Tecnicamente invece notiamo un miglioramento rispetto ai precedenti titoli. Condemned Heroes si mostra più dettagliato a partire dai modelli dei soldati che ora vantano anche un numero maggiore di volti e delle texture più rifinite. Non mancano effetti ambientali, come la neve, oppure effetti particellari che si producono in caso di esplosioni, capaci di cambiare anche il volto della mappa su cui si sta giocando. Tutto è distruggibile. Palazzi, caseggiati, staccionate, muretti: nulla offre una copertura perpetua. Se da un lato questo aumenta il realismo, dall'altro aumenta di molto il divertimento generale. Spinto al massimo dettaglio il gioco sembra in alcuni frangenti esitare sulla nostra configurazione di prova, un Q6600, con 4GB di Ram e GeForce 550 Ti 1024Mb, alla risoluzione di 1680*1050. Nulla comunque cheimpedisca la fruizione del titolo. Il motore è molto scalabile e parecchie sono le possibilità di personalizzazione nel menù video, dove sarà possibile impostare praticamente qualsiasi cosa, dai filtri antialiasing e anisotropico, alla presenza o meno di riflessi e HDR, fino alla distanza visiva.
Raramente è capitato di osservare delle compenetrazioni di poligoni, ma solo in casi limite, quando ad esempio un carro nemico è finito maldestramente per metà in una trincea, bloccandosi. Errori quindi assolutamente perdonabili. Forse non il massimo di quanto si possa ottenere oggi sul versante grafico, ma comunque un buon compromesso tra qualità e prestazioni. Pollice levato anche per l'audio che vede una colonna sonora interessante e incalzante, unita ad effetti diversificati per armi e mezzi corazzati che non fanno altro che immergere maggiormente il giocatore all'interno del caos della battaglia.
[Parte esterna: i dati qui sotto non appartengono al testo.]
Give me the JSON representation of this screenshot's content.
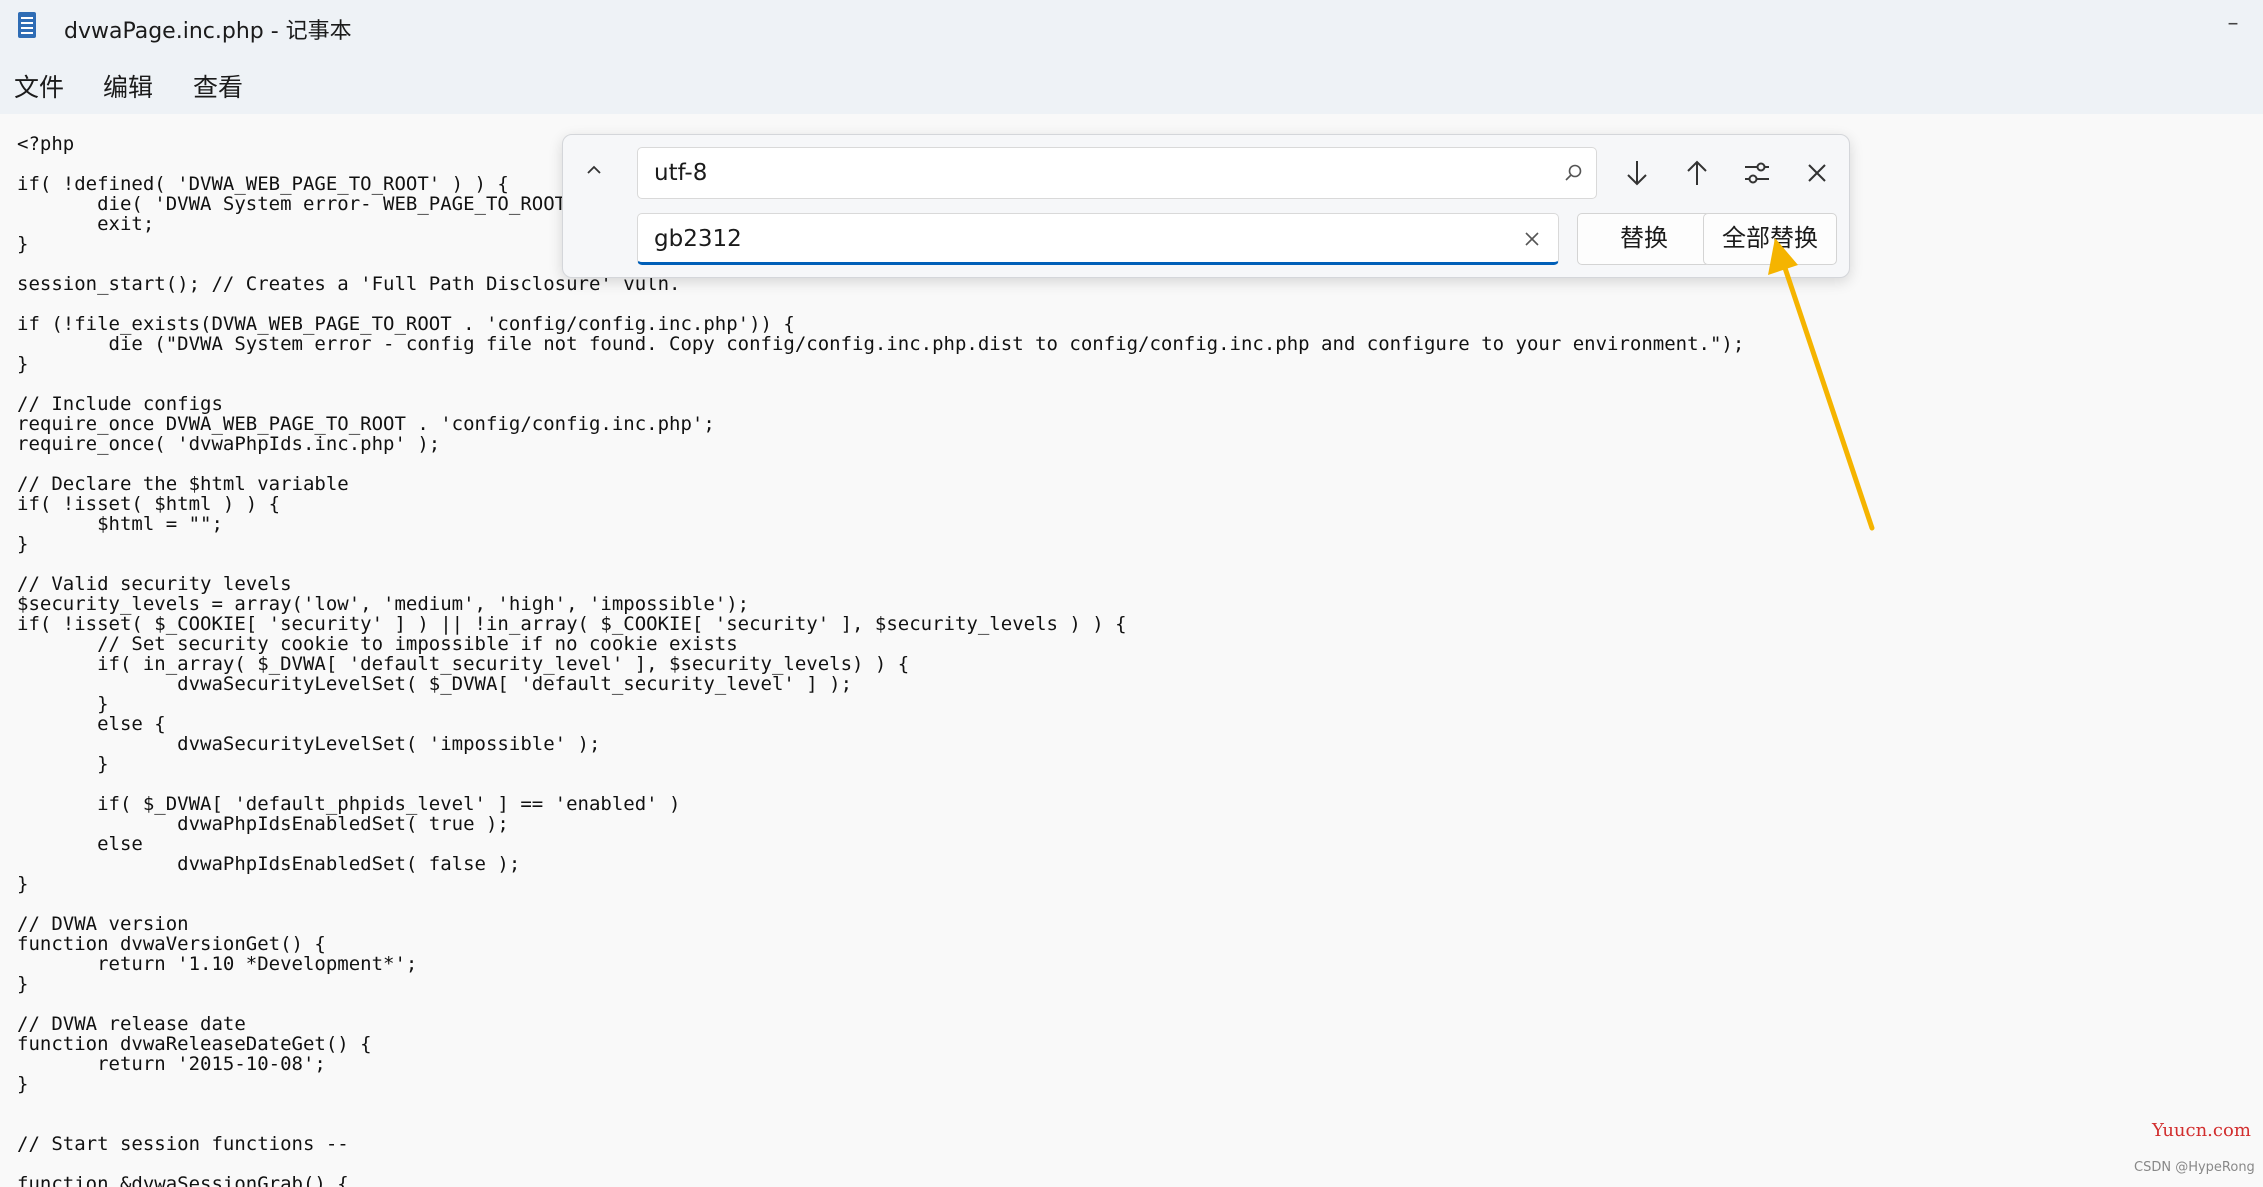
{
  "window": {
    "title": "dvwaPage.inc.php - 记事本",
    "minimize_glyph": "–"
  },
  "menu": {
    "items": [
      "文件",
      "编辑",
      "查看"
    ]
  },
  "find_replace": {
    "find_value": "utf-8",
    "replace_value": "gb2312",
    "replace_label": "替换",
    "replace_all_label": "全部替换",
    "icons": [
      "chevron-up-icon",
      "search-icon",
      "clear-icon",
      "arrow-down-icon",
      "arrow-up-icon",
      "options-icon",
      "close-icon"
    ]
  },
  "editor": {
    "lines": [
      "<?php",
      "",
      "if( !defined( 'DVWA_WEB_PAGE_TO_ROOT' ) ) {",
      "       die( 'DVWA System error- WEB_PAGE_TO_ROOT undefined' );",
      "       exit;",
      "}",
      "",
      "session_start(); // Creates a 'Full Path Disclosure' vuln.",
      "",
      "if (!file_exists(DVWA_WEB_PAGE_TO_ROOT . 'config/config.inc.php')) {",
      "        die (\"DVWA System error - config file not found. Copy config/config.inc.php.dist to config/config.inc.php and configure to your environment.\");",
      "}",
      "",
      "// Include configs",
      "require_once DVWA_WEB_PAGE_TO_ROOT . 'config/config.inc.php';",
      "require_once( 'dvwaPhpIds.inc.php' );",
      "",
      "// Declare the $html variable",
      "if( !isset( $html ) ) {",
      "       $html = \"\";",
      "}",
      "",
      "// Valid security levels",
      "$security_levels = array('low', 'medium', 'high', 'impossible');",
      "if( !isset( $_COOKIE[ 'security' ] ) || !in_array( $_COOKIE[ 'security' ], $security_levels ) ) {",
      "       // Set security cookie to impossible if no cookie exists",
      "       if( in_array( $_DVWA[ 'default_security_level' ], $security_levels) ) {",
      "              dvwaSecurityLevelSet( $_DVWA[ 'default_security_level' ] );",
      "       }",
      "       else {",
      "              dvwaSecurityLevelSet( 'impossible' );",
      "       }",
      "",
      "       if( $_DVWA[ 'default_phpids_level' ] == 'enabled' )",
      "              dvwaPhpIdsEnabledSet( true );",
      "       else",
      "              dvwaPhpIdsEnabledSet( false );",
      "}",
      "",
      "// DVWA version",
      "function dvwaVersionGet() {",
      "       return '1.10 *Development*';",
      "}",
      "",
      "// DVWA release date",
      "function dvwaReleaseDateGet() {",
      "       return '2015-10-08';",
      "}",
      "",
      "",
      "// Start session functions --",
      "",
      "function &dvwaSessionGrab() {"
    ]
  },
  "watermark": {
    "brand": "Yuucn.com",
    "credit": "CSDN @HypeRong"
  },
  "colors": {
    "accent": "#005fb8",
    "annotation_arrow": "#f5b400",
    "brand_red": "#d22e2e"
  }
}
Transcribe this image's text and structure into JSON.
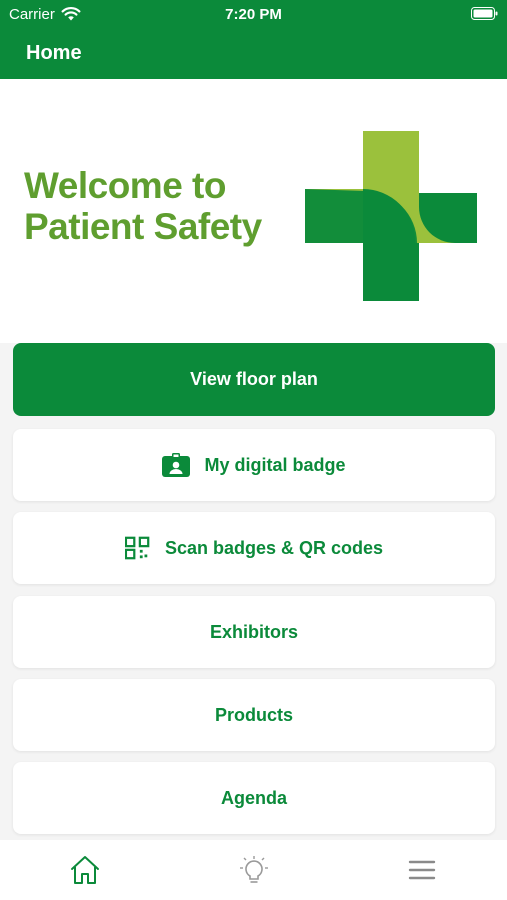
{
  "status_bar": {
    "carrier": "Carrier",
    "time": "7:20 PM"
  },
  "header": {
    "title": "Home"
  },
  "banner": {
    "line1": "Welcome to",
    "line2": "Patient Safety"
  },
  "buttons": {
    "floor_plan": "View floor plan",
    "digital_badge": "My digital badge",
    "scan": "Scan badges & QR codes",
    "exhibitors": "Exhibitors",
    "products": "Products",
    "agenda": "Agenda"
  },
  "tabs": [
    {
      "icon": "home-icon",
      "active": true
    },
    {
      "icon": "lightbulb-icon",
      "active": false
    },
    {
      "icon": "menu-icon",
      "active": false
    }
  ],
  "colors": {
    "brand_green": "#0b8a3a",
    "light_green": "#9bc13c",
    "text_green": "#5f9e2f",
    "background": "#f4f4f4"
  }
}
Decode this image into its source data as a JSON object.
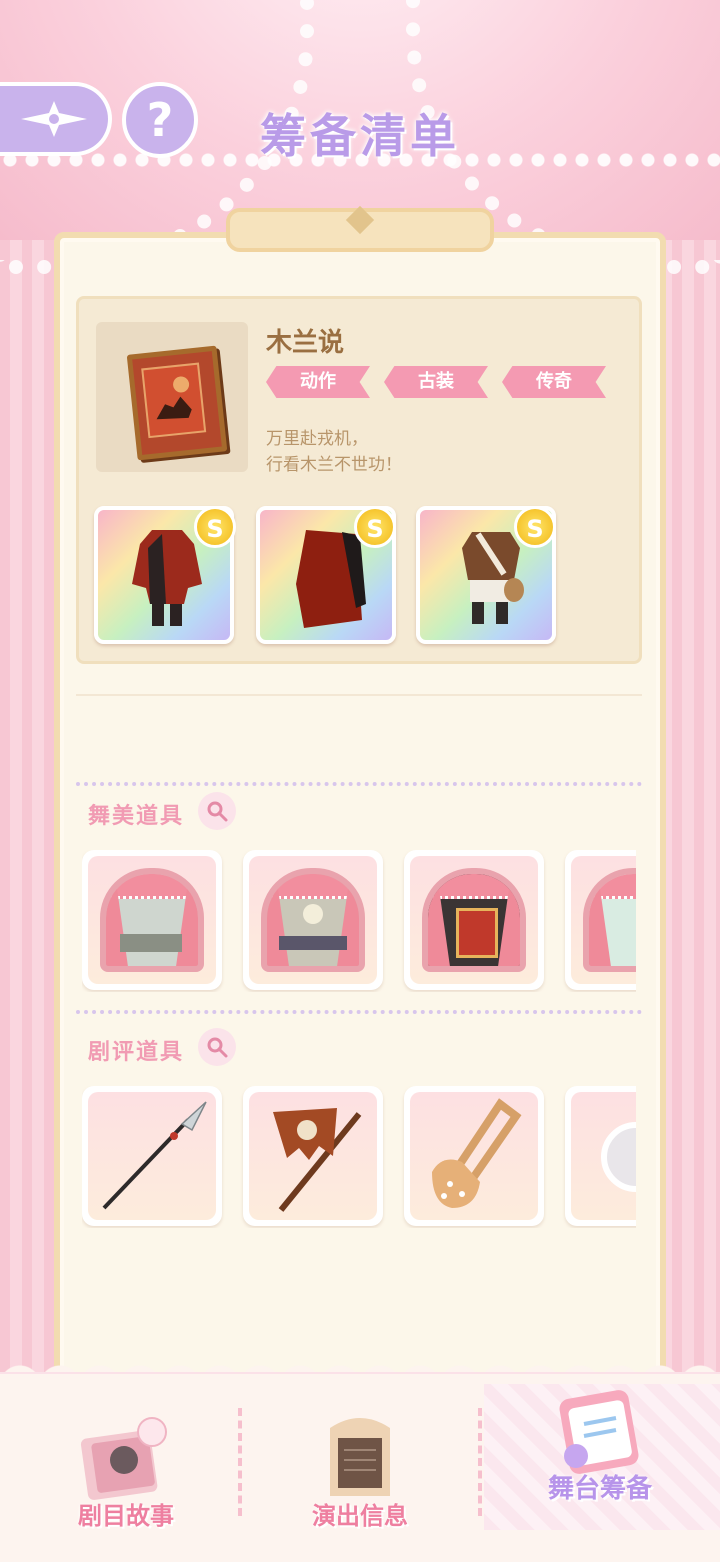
{
  "header": {
    "title": "筹备清单",
    "help_symbol": "?"
  },
  "drama": {
    "name": "木兰说",
    "tags": [
      "动作",
      "古装",
      "传奇"
    ],
    "description": "万里赴戎机，\n行看木兰不世功！",
    "outfit_badge": "S"
  },
  "sections": {
    "stage_props": {
      "title": "舞美道具"
    },
    "review_props": {
      "title": "剧评道具"
    }
  },
  "bottom_tabs": [
    {
      "label": "剧目故事"
    },
    {
      "label": "演出信息"
    },
    {
      "label": "舞台筹备"
    }
  ],
  "colors": {
    "title_purple": "#b99be8",
    "tag_pink": "#f49ab2",
    "section_pink": "#f19bb3",
    "tab_pink": "#ee7fa0",
    "tab_active_purple": "#b794ea"
  },
  "icons": {
    "back": "compass-back-icon",
    "help": "question-icon",
    "search": "magnifier-icon",
    "stories": "storybook-icon",
    "info": "info-board-icon",
    "prepare": "clipboard-icon"
  }
}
Men of War: Condemned Heroes Men of War: Condemned Heroes ci porta ad affrontare la seconda guerra con gli occhi di chi forse è stato per troppo tempo dimenticato. Quella dei battaglioni penali è una storia che andrebbe maggiormente affrontata ed i ragazzi di 1C-Softclub lo hanno fatto dal loro punto di vista: quello videoludico. L'attenzione per le fasi di gioco in singolo mostrano una cura per i dettagli elevatissima, con missioni articolate e lo svolgimento dei fatti ben narrato. A ciò fa da contrappeso un multiplayer che andrebbe maggiormente approfondito in quanto carico di potenziale. Sul versante tecnico si riscontrano alcuni miglioramenti nell'aspetto complessivo di una serie che ha ancora molte carte da giocare. Nel complesso ci troviamo innanzi a un ottimo ritorno di Men of War: consigliato a tutti gli amanti della buona strategia.